Your Car is Just a Zip Away: New Car Rental Service Stations Throughout the City


If your meager college funds can’t afford a brand new Mini Cooper, at least this baby can be yours for a day. (Courtesy of

Published: October 11, 2007

You’ve memorized the address. You’re walking down the street, looking for the tree or apartment building near which it might be waiting. Then, there it is—a few yards away sits the car of your dreams, and it’s all yours. You swipe a card over its windshield, the doors unlock, you jump inside, and you start to drive.

No, this isn’t the climactic chase scene of an action movie. This is a service called Zipcar, and it allows anyone who is 21 and over, and car-less, to pick up and drive a car whenever they need to. The cars are strategically placed all over NYC (and many other cities as well). After reserving online at, the hapless soul formerly getting trampled in the subway will gain access to any of these cars and be driving where ever they want to go.

Response to the service has been “very, very positive- it’s exceeded all of our expectations,” confirmed Zipcar representative Diane Hapcher. Public response has been plentiful enough to call for new regional services beginning in Chicago, Vancouver and London.

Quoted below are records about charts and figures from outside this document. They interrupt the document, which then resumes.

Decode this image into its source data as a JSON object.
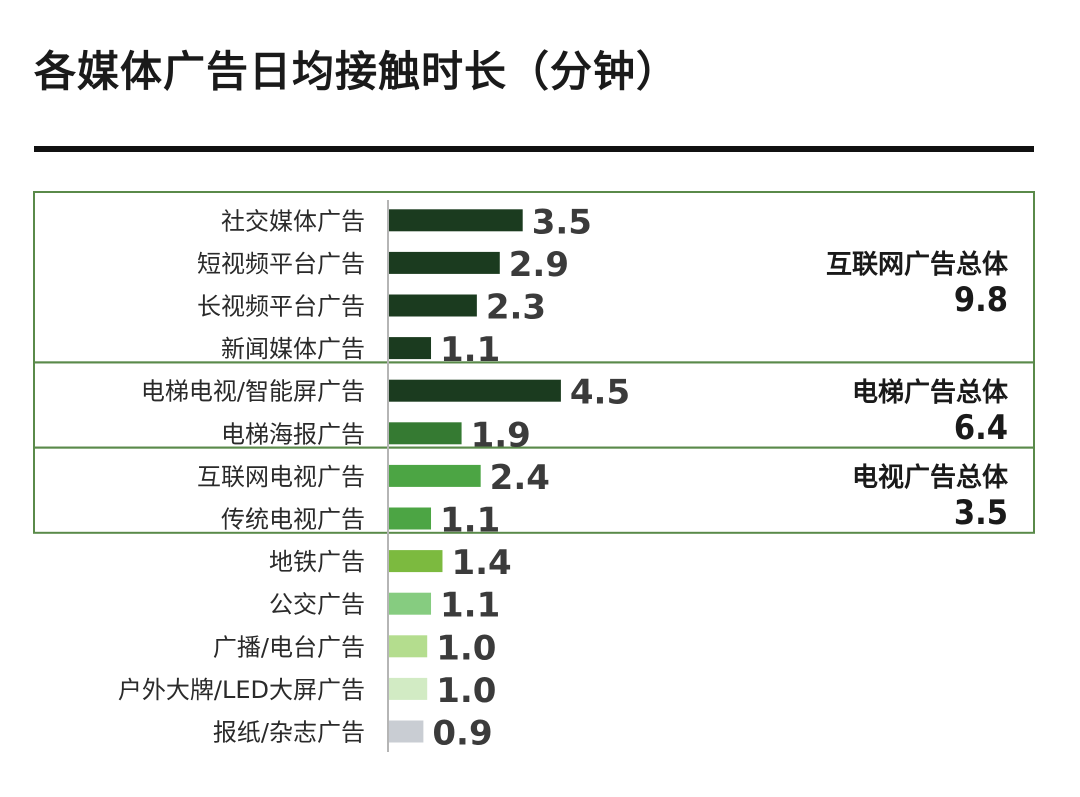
{
  "title": "各媒体广告日均接触时长（分钟）",
  "chart_data": {
    "type": "bar",
    "orientation": "horizontal",
    "categories": [
      "社交媒体广告",
      "短视频平台广告",
      "长视频平台广告",
      "新闻媒体广告",
      "电梯电视/智能屏广告",
      "电梯海报广告",
      "互联网电视广告",
      "传统电视广告",
      "地铁广告",
      "公交广告",
      "广播/电台广告",
      "户外大牌/LED大屏广告",
      "报纸/杂志广告"
    ],
    "values": [
      3.5,
      2.9,
      2.3,
      1.1,
      4.5,
      1.9,
      2.4,
      1.1,
      1.4,
      1.1,
      1.0,
      1.0,
      0.9
    ],
    "value_labels": [
      "3.5",
      "2.9",
      "2.3",
      "1.1",
      "4.5",
      "1.9",
      "2.4",
      "1.1",
      "1.4",
      "1.1",
      "1.0",
      "1.0",
      "0.9"
    ],
    "bar_colors": [
      "#1b3b1f",
      "#1b3b1f",
      "#1b3b1f",
      "#1b3b1f",
      "#1b3b1f",
      "#357a32",
      "#4ca544",
      "#4ca544",
      "#7cba3f",
      "#86cc80",
      "#b4dd8e",
      "#d2ebc4",
      "#c9cdd3"
    ],
    "groups": [
      {
        "label": "互联网广告总体",
        "total": "9.8",
        "first": 0,
        "last": 3
      },
      {
        "label": "电梯广告总体",
        "total": "6.4",
        "first": 4,
        "last": 5
      },
      {
        "label": "电视广告总体",
        "total": "3.5",
        "first": 6,
        "last": 7
      }
    ],
    "xlim": [
      0,
      5
    ],
    "grid": false,
    "legend": "none",
    "colors": {
      "group_border": "#5a8a4a",
      "axis_line": "#b5b5b5",
      "value_text": "#3b3b3b",
      "category_text": "#2a2a2a",
      "group_text": "#1a1a1a"
    }
  }
}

The Zipcard is available as soon as you register for the service, which is inspired by a similar one in Europe; the card can either be mailed to you or be picked up at the local Zipcar office (New York’s is 127 West 24th Street).

And the cars really are all over: the user-friendly Zipcar Web site has a drop-down menu of all the neighborhoods in the city, all of which have cars. A number of them are even parked right around Columbus Circle.

The variety of pricing is pretty wide, but the simplest way to figure it out is to look at the hourly rate for driving one of these cars. This usually falls somewhere between $10 and $14 (could be $16 on the weekend), but if a driver decides to become a Zipcar member—or, as it is deemed on the site, a “Zipster”—the rate lowers to $8.50/hour. All of these rates include gas, reserved parking, and XM Radio. Models up for grabs include Honda Civic, Ford Mustang, Toyota Prius, and Mini Cooper.

The assigned car will recognize the user’s Zipcard, containing a unique number for each car, and unlock its doors for them.

Is Fordham buying? Beatty Stires, a GSE grad student now living at Lincoln Center, is a fan, but with reservations. “I would definitely recommend it. It helps cut down on congestion, and it helps with families that are visiting the city for the weekend,” he said. In most cases, however, “you don’t really need a car in the city because there’s so much public transportation.”

Steph Salileng, FCLC ’08, also weighed both sides. “It’s sort of bizarre to me. It just looks like a glorified rental system. I suppose if you’re really on the go and have no time to deal with service personnel, it could be good,” she said. “But at the same time, it could be a hassle.”

Beyond convenience, the company also seems to have environmental goals in mind. The Zipcar Web site lays out the ways in which the service is beneficial to the globe, which includes taking up less room for parking spaces and reducing fuel consumption.

“It’s probably a good idea,” says GSAS grad student and commuter Amanda Pizzuti, “because so many people in the city don’t have a car because they don’t want to have to pay for parking. But sometimes you do really need one.”

The cars parked around metropolitan areas will continue to wait patiently for their next driver—or rather, owner for a day. And if climbing into a car after swiping a card doesn’t feel as thrilling as an action movie, being able to drive, after being unable to for a long time, just might.